Cases are rising across the United States. Here’s what to know about how symptoms of an infection can shift.
By this point in the Covid-19 pandemic, most people have had at least one brush with the virus. Those of us who have been infected again (and again) may think we know the drill.
But symptoms can vary from one infection to the next. The virus has felt like an entirely different illness each time I’ve tested positive: The first go-round, a fever flattened me. Once, I had barely any symptoms. The worst infection left me wrung-out on my couch, so exhausted I had to strain to pay attention to a podcast.
“No two Covid infections really have behaved the same,” said Dr. Joseph Khabbaza, a pulmonary and critical care doctor at Cleveland Clinic.
Generally speaking, the more immunity people build up from vaccination or infections, the milder symptoms of subsequent infections tend to be. But for an individual, there is no guarantee that a second infection will be less severe than the first.
That’s partly because the virus has changed, developing into new variants. If you’re reinfected, that means the virus has evolved enough to slip past your immune defenses, said Dr. Davey Smith, an infectious disease specialist at the University of California, San Diego.
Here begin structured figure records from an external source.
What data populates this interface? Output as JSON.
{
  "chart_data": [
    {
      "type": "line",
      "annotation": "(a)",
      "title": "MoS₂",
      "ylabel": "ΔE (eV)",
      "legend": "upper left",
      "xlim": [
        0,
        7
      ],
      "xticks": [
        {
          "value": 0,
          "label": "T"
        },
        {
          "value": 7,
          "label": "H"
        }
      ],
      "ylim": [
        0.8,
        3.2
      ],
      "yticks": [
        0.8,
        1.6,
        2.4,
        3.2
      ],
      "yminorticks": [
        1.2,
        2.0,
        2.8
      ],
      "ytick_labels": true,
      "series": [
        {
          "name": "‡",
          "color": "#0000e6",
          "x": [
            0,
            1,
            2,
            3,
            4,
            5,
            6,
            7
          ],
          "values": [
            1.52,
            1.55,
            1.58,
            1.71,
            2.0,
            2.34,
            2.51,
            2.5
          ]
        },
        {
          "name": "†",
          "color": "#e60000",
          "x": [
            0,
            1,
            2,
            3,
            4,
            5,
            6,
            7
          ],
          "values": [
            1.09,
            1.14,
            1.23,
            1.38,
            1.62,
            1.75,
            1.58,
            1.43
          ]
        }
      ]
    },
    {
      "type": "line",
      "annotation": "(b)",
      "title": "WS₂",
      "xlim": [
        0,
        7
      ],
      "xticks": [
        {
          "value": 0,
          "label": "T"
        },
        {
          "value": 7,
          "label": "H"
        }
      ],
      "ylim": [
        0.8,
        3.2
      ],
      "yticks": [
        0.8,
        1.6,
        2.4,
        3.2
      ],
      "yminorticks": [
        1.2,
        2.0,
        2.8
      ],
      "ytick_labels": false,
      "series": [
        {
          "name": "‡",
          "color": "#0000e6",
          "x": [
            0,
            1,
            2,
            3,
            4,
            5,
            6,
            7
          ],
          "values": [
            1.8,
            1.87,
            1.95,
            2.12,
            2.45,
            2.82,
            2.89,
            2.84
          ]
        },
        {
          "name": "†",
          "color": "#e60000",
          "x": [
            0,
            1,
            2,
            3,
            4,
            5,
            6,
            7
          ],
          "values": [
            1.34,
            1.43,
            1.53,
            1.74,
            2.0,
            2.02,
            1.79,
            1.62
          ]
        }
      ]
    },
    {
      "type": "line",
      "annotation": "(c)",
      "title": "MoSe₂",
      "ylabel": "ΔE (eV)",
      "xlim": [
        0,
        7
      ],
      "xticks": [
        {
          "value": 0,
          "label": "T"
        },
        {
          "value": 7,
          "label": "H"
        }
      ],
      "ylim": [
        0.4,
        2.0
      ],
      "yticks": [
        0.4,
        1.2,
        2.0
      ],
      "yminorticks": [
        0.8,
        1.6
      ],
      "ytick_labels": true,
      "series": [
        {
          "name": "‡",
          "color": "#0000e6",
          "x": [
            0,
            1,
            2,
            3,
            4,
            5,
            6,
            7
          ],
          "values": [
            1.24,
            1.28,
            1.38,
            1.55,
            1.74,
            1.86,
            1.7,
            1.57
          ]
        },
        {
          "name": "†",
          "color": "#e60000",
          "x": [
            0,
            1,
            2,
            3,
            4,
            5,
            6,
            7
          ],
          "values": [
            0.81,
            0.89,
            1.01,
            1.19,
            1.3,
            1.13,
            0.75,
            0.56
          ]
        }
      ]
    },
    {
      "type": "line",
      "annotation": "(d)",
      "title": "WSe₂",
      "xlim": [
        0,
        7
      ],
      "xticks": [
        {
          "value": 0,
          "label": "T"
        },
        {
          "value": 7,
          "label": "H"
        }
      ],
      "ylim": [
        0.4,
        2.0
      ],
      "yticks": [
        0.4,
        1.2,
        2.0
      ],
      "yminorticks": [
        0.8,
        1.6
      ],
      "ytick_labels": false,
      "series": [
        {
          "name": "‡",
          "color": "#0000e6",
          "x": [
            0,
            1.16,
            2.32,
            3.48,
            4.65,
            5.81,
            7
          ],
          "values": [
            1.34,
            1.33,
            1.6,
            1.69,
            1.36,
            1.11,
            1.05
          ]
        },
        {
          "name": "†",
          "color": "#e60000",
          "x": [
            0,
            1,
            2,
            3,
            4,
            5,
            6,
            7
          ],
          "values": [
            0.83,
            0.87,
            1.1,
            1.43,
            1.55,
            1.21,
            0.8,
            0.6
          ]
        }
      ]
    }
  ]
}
Many Covid symptoms have stayed the same since 2020: fever, sore throat, coughing. But some have shifted. It used to be common for people to lose their sense of taste and smell when they got sick, for example, but that now seems to happen less frequently. Early in the pandemic, Dr. Khabbaza said, patients would tell him that their Covid infections felt like nothing they had experienced before. Now, he said, people often think they have a cold, and are shocked when they test positive.